Museums/Attractions I believe Chicago should add to its landscape:
• Chicago Sports MuseumThe National Italian-American Sports Hall of Fame on Taylor Street has some nice displays about athletes of Italian descent, but how about a museum showcasing Michael Jordan, Walter Payton, Dick Butkus, Bobby Hull, etc., etc. and the teams we love. There is a small Chicago Sports Museum at Harry Caray's on Navy Pier, and something like this was rumored to be in the works for the “Triangle building” near Wrigley, but I think something more major is in order.
Charlie Chaplin at his old Chicago haunt
• Pop Culture Chicago – Why not celebrate Chicago’s prominence in the worlds of television, advertising, radio, film (including Chaplin), theater, music, improv/comedy, publishing and more. It’d be a bit of a stretch, but you could probably loop Capone into this one as well. I know there’s a newly relaunched Museum of Broadcast Communications and Blues Heaven in the old Chess Records studio (which really deserves to be expanded in scope), but done right, something along these lines could be much more expansive and a destination with real international pull.

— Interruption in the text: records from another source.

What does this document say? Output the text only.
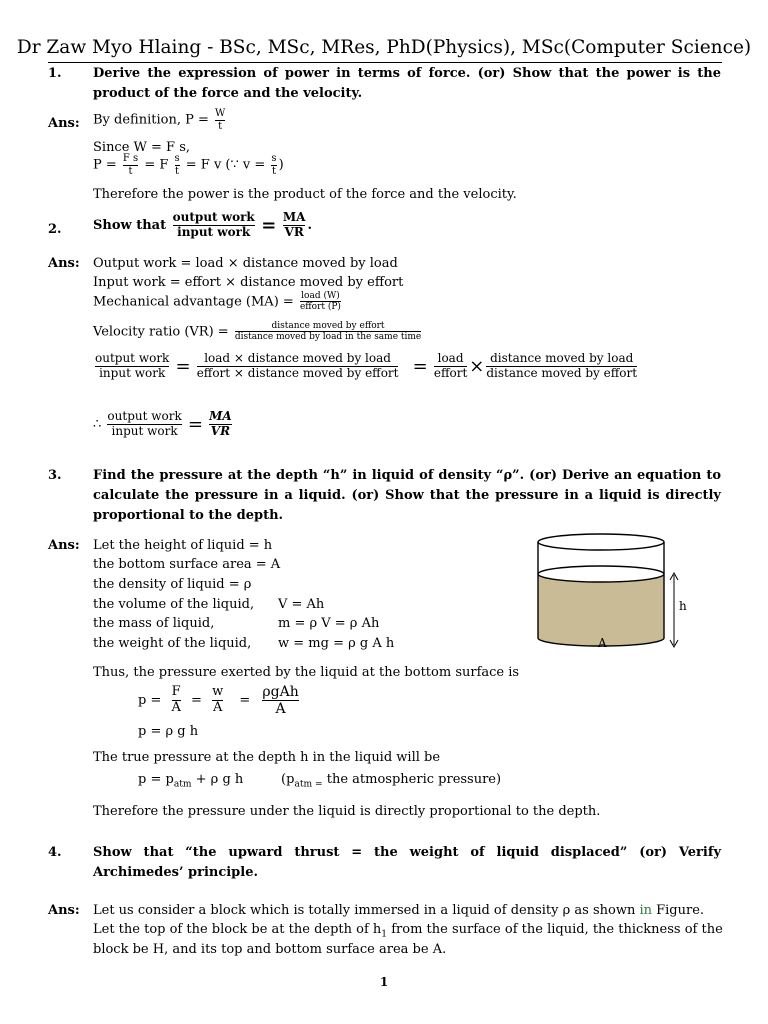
Dr Zaw Myo Hlaing - BSc, MSc, MRes, PhD(Physics), MSc(Computer Science)
1. Derive the expression of power in terms of force. (or) Show that the power is the product of the force and the velocity.
Ans: By definition, $P = \frac{W}{t}$
Since W = F s,
$P = \frac{\text{F s}}{t} = F \frac{s}{t} = F$ v (∵ $v = \frac{s}{t}$ )
Therefore the power is the product of the force and the velocity.
2. Show that $\frac{\text{output work}}{\text{input work}} = \frac{MA}{VR}$ .
Ans: Output work = load × distance moved by load
Input work = effort × distance moved by effort
Mechanical advantage $(MA) = \frac{\text{load (W)}}{\text{effort (P)}}$
Velocity ratio $(VR) = \frac{\text{distance moved by effort}}{\text{distance moved by load in the same time}}$
$\frac{\text{output work}}{\text{input work}} = \frac{\text{load × distance moved by load}}{\text{effort × distance moved by effort}} = \frac{\text{load}}{\text{effort}} \times \frac{\text{distance moved by load}}{\text{distance moved by effort}}$
∴ $\frac{\text{output work}}{\text{input work}} = \frac{MA}{VR}$
3. Find the pressure at the depth “h” in liquid of density “ρ”. (or) Derive an equation to calculate the pressure in a liquid. (or) Show that the pressure in a liquid is directly proportional to the depth.
Ans: Let the height of liquid = h
the bottom surface area = A
the density of liquid = ρ
the volume of the liquid, V = Ah
the mass of liquid,	m = ρ V = ρ Ah
the weight of the liquid, w = mg = ρ g A h
h
A
Thus, the pressure exerted by the liquid at the bottom surface is
$p = \frac{F}{A} = \frac{w}{A} = \frac{\text{ρgAh}}{A}$
p = ρ g h
The true pressure at the depth h in the liquid will be
$p = p_{atm} + \rho$ g h	($p_{atm =}$ the atmospheric pressure)
Therefore the pressure under the liquid is directly proportional to the depth.
4. Show that “the upward thrust = the weight of liquid displaced” (or) Verify Archimedes’ principle.
Ans: Let us consider a block which is totally immersed in a liquid of density ρ as shown in Figure.
Let the top of the block be at the depth of $h_1$ from the surface of the liquid, the thickness of the
block be H, and its top and bottom surface area be A.
1
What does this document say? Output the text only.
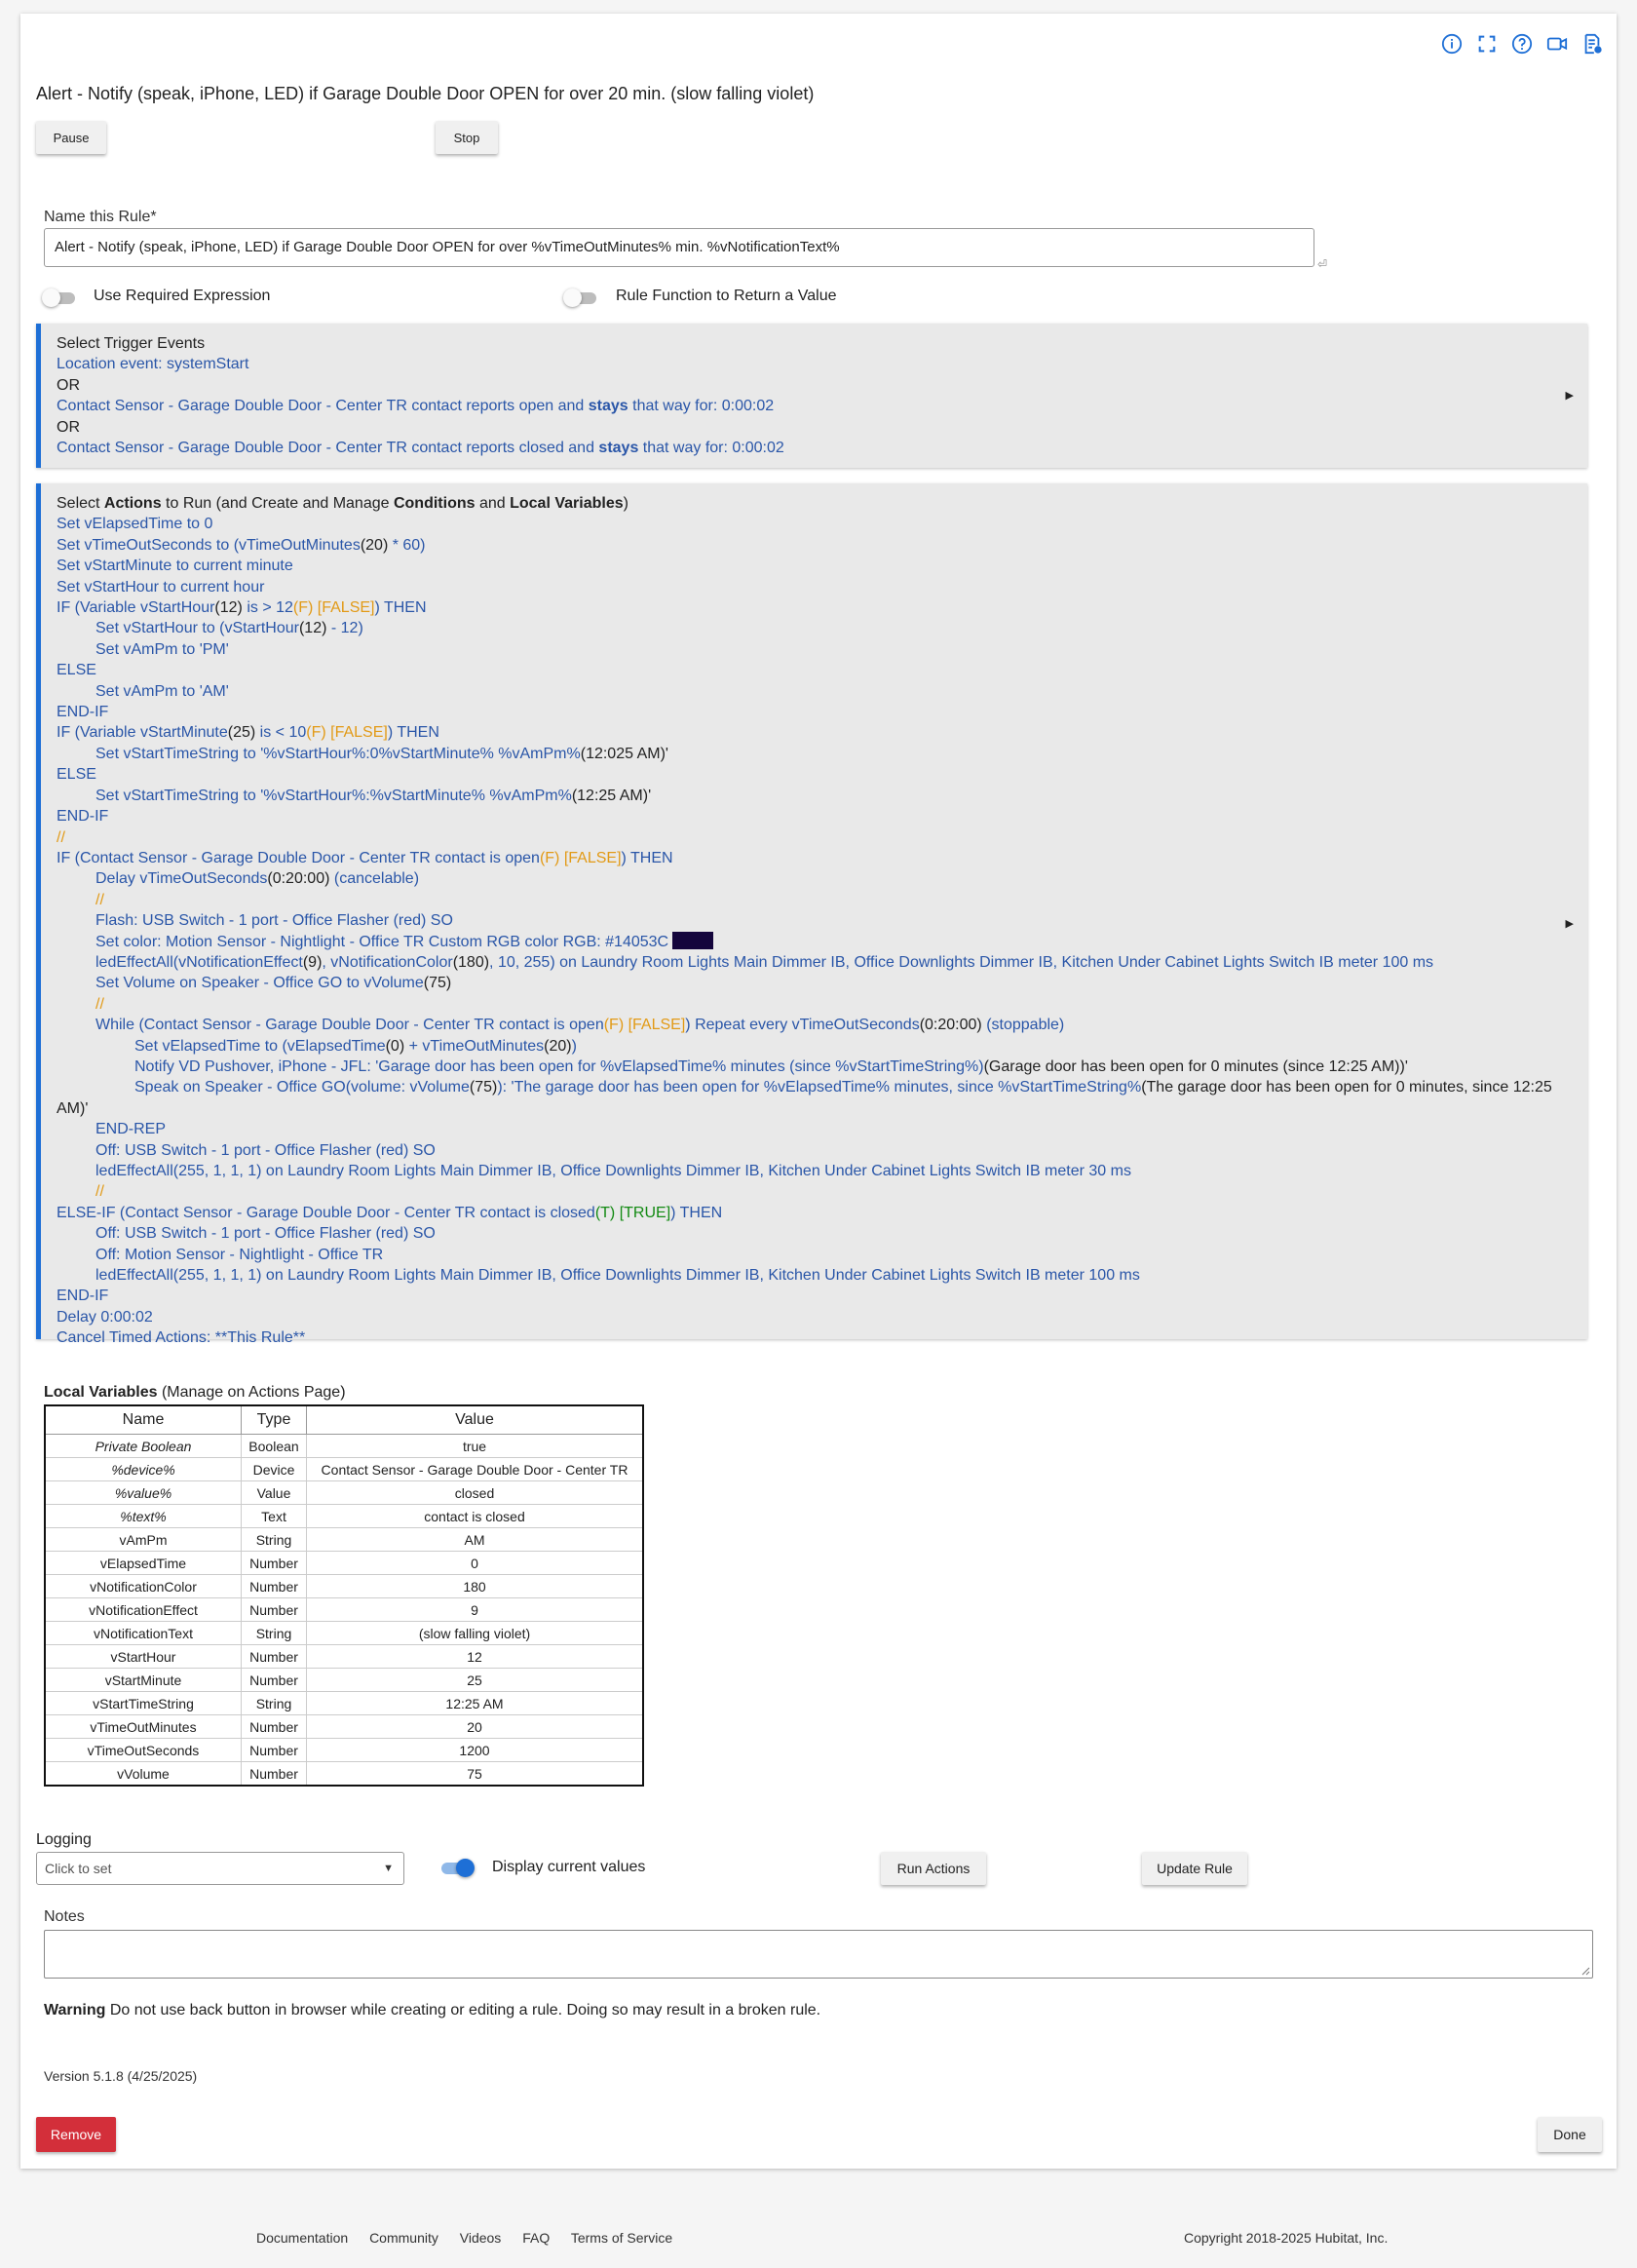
Alert - Notify (speak, iPhone, LED) if Garage Double Door OPEN for over 20 min. (slow falling violet)
Pause	Stop
Name this Rule*
Alert - Notify (speak, iPhone, LED) if Garage Double Door OPEN for over %vTimeOutMinutes% min. %vNotificationText%
⏎
Use Required Expression	Rule Function to Return a Value
Select Trigger Events
Location event: systemStart
OR
Contact Sensor - Garage Double Door - Center TR contact reports open and stays that way for: 0:00:02
OR
Contact Sensor - Garage Double Door - Center TR contact reports closed and stays that way for: 0:00:02
▶
Select Actions to Run (and Create and Manage Conditions and Local Variables)
Set vElapsedTime to 0
Set vTimeOutSeconds to (vTimeOutMinutes(20) * 60)
Set vStartMinute to current minute
Set vStartHour to current hour
IF (Variable vStartHour(12) is > 12(F) [FALSE]) THEN
Set vStartHour to (vStartHour(12) - 12)
Set vAmPm to 'PM'
ELSE
Set vAmPm to 'AM'
END-IF
IF (Variable vStartMinute(25) is < 10(F) [FALSE]) THEN
Set vStartTimeString to '%vStartHour%:0%vStartMinute% %vAmPm%(12:025 AM)'
ELSE
Set vStartTimeString to '%vStartHour%:%vStartMinute% %vAmPm%(12:25 AM)'
END-IF
//
IF (Contact Sensor - Garage Double Door - Center TR contact is open(F) [FALSE]) THEN
Delay vTimeOutSeconds(0:20:00) (cancelable)
//
Flash: USB Switch - 1 port - Office Flasher (red) SO
Set color: Motion Sensor - Nightlight - Office TR Custom RGB color RGB: #14053C
ledEffectAll(vNotificationEffect(9), vNotificationColor(180), 10, 255) on Laundry Room Lights Main Dimmer IB, Office Downlights Dimmer IB, Kitchen Under Cabinet Lights Switch IB meter 100 ms
Set Volume on Speaker - Office GO to vVolume(75)
//
While (Contact Sensor - Garage Double Door - Center TR contact is open(F) [FALSE]) Repeat every vTimeOutSeconds(0:20:00) (stoppable)
Set vElapsedTime to (vElapsedTime(0) + vTimeOutMinutes(20))
Notify VD Pushover, iPhone - JFL: 'Garage door has been open for %vElapsedTime% minutes (since %vStartTimeString%)(Garage door has been open for 0 minutes (since 12:25 AM))'
Speak on Speaker - Office GO(volume: vVolume(75)): 'The garage door has been open for %vElapsedTime% minutes, since %vStartTimeString%(The garage door has been open for 0 minutes, since 12:25
AM)'
END-REP
Off: USB Switch - 1 port - Office Flasher (red) SO
ledEffectAll(255, 1, 1, 1) on Laundry Room Lights Main Dimmer IB, Office Downlights Dimmer IB, Kitchen Under Cabinet Lights Switch IB meter 30 ms
//
ELSE-IF (Contact Sensor - Garage Double Door - Center TR contact is closed(T) [TRUE]) THEN
Off: USB Switch - 1 port - Office Flasher (red) SO
Off: Motion Sensor - Nightlight - Office TR
ledEffectAll(255, 1, 1, 1) on Laundry Room Lights Main Dimmer IB, Office Downlights Dimmer IB, Kitchen Under Cabinet Lights Switch IB meter 100 ms
END-IF
Delay 0:00:02
Cancel Timed Actions: **This Rule**
▶
Local Variables (Manage on Actions Page)
Name	Type	Value
Private Boolean	Boolean	true
%device%	Device	Contact Sensor - Garage Double Door - Center TR
%value%	Value	closed
%text%	Text	contact is closed
vAmPm	String	AM
vElapsedTime	Number	0
vNotificationColor	Number	180
vNotificationEffect	Number	9
vNotificationText	String	(slow falling violet)
vStartHour	Number	12
vStartMinute	Number	25
vStartTimeString	String	12:25 AM
vTimeOutMinutes	Number	20
vTimeOutSeconds	Number	1200
vVolume	Number	75
Logging
Click to set	▼	Display current values	Run Actions	Update Rule
Notes
Warning Do not use back button in browser while creating or editing a rule. Doing so may result in a broken rule.
Version 5.1.8 (4/25/2025)
Remove	Done
Documentation Community Videos FAQ Terms of Service	Copyright 2018-2025 Hubitat, Inc.
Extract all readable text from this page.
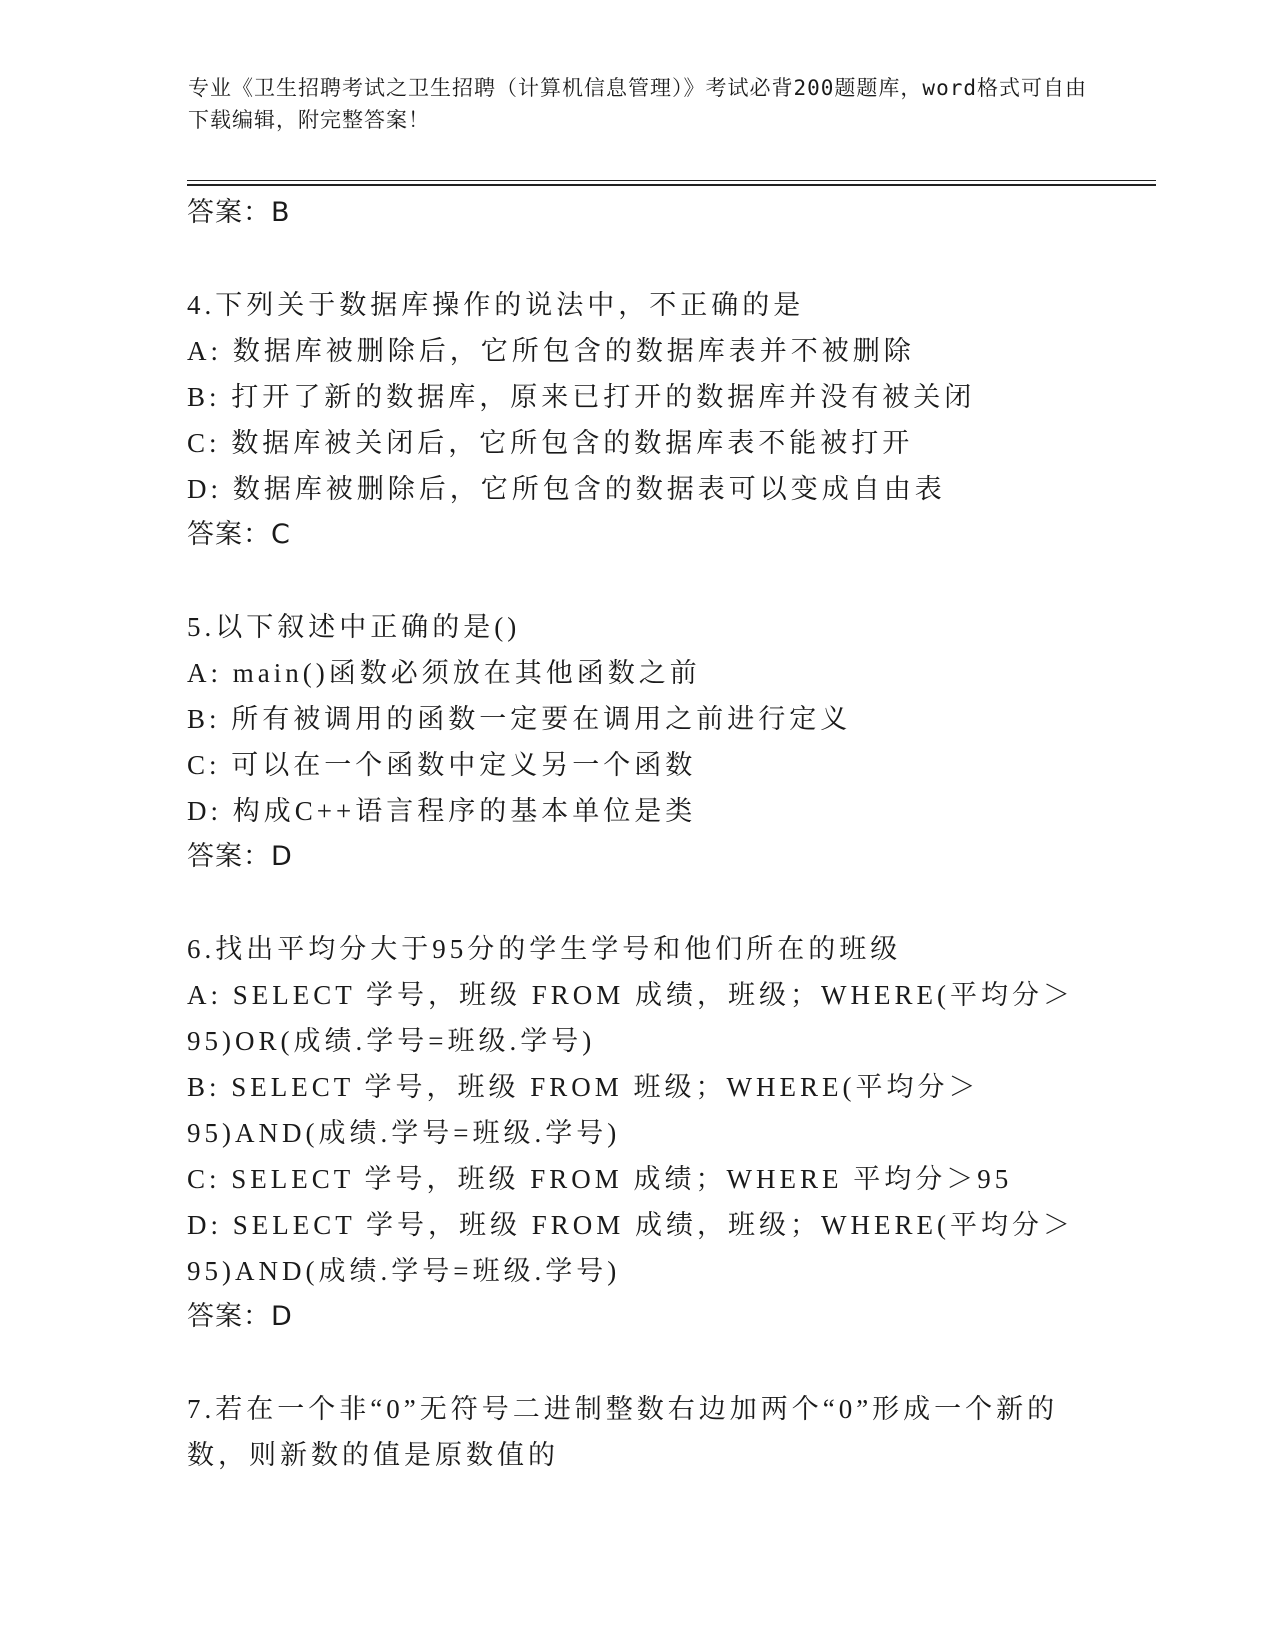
专业《卫生招聘考试之卫生招聘（计算机信息管理）》考试必背200题题库，word格式可自由下载编辑，附完整答案！
答案：B
4.下列关于数据库操作的说法中，不正确的是
A: 数据库被删除后，它所包含的数据库表并不被删除
B: 打开了新的数据库，原来已打开的数据库并没有被关闭
C: 数据库被关闭后，它所包含的数据库表不能被打开
D: 数据库被删除后，它所包含的数据表可以变成自由表
答案：C
5.以下叙述中正确的是()
A: main()函数必须放在其他函数之前
B: 所有被调用的函数一定要在调用之前进行定义
C: 可以在一个函数中定义另一个函数
D: 构成C++语言程序的基本单位是类
答案：D
6.找出平均分大于95分的学生学号和他们所在的班级
A: SELECT 学号，班级 FROM 成绩，班级；WHERE(平均分＞95)OR(成绩.学号=班级.学号)
B: SELECT 学号，班级 FROM 班级；WHERE(平均分＞95)AND(成绩.学号=班级.学号)
C: SELECT 学号，班级 FROM 成绩；WHERE 平均分＞95
D: SELECT 学号，班级 FROM 成绩，班级；WHERE(平均分＞95)AND(成绩.学号=班级.学号)
答案：D
7.若在一个非“0”无符号二进制整数右边加两个“0”形成一个新的数，则新数的值是原数值的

• Chicago Architecture Museum – Yes, Chicago is an architectural museum in itself, with tours by the Chicago Architecture Foundation and others being among our top tourist attractions. But a full-fledged museum dedicated to Louis Sullivan, Daniel Burnham, Frank Lloyd Wright, Mies van der Rohe and the art of the skyscraper would seem rather appropriate as well.
• My Fair City – Perhaps this would better fit within the Field Museum, Museum of Science and Industry or Chicago History Museum, but one day I hope someone figures out how to enable me to take a virtual tour of the “White City”—from Chicago’s Columbian Exposition of 1893—as well as The Century of Progress, the less celebrated World’s Fair Chicago hosted in 1933.
With a lack of these types of (admittedly a bit kitschy) Chicago buzz-centric museums, I can see where Chicago lacks tailor-made international tourism marketing pizazz.

And while I truly believe Chicago is a great city in which to live (or at least live near) and can be a pretty fantastic one to visit—particularly if one is willing to venture out to Oak Park or Hyde Park, take in some theater and explore the myriad ethnic neighborhoods—I can see where it has some shortcomings as a tourist city.

So rather than letting all this serve as a lengthy, and perhaps dissuasive, preamble to a listing of the attractions I would most recommend to any Chicago visitor (or resident), I’ll let these observations and suggestions stand on their own and will post my Chicago Travel Guide separately in the coming days.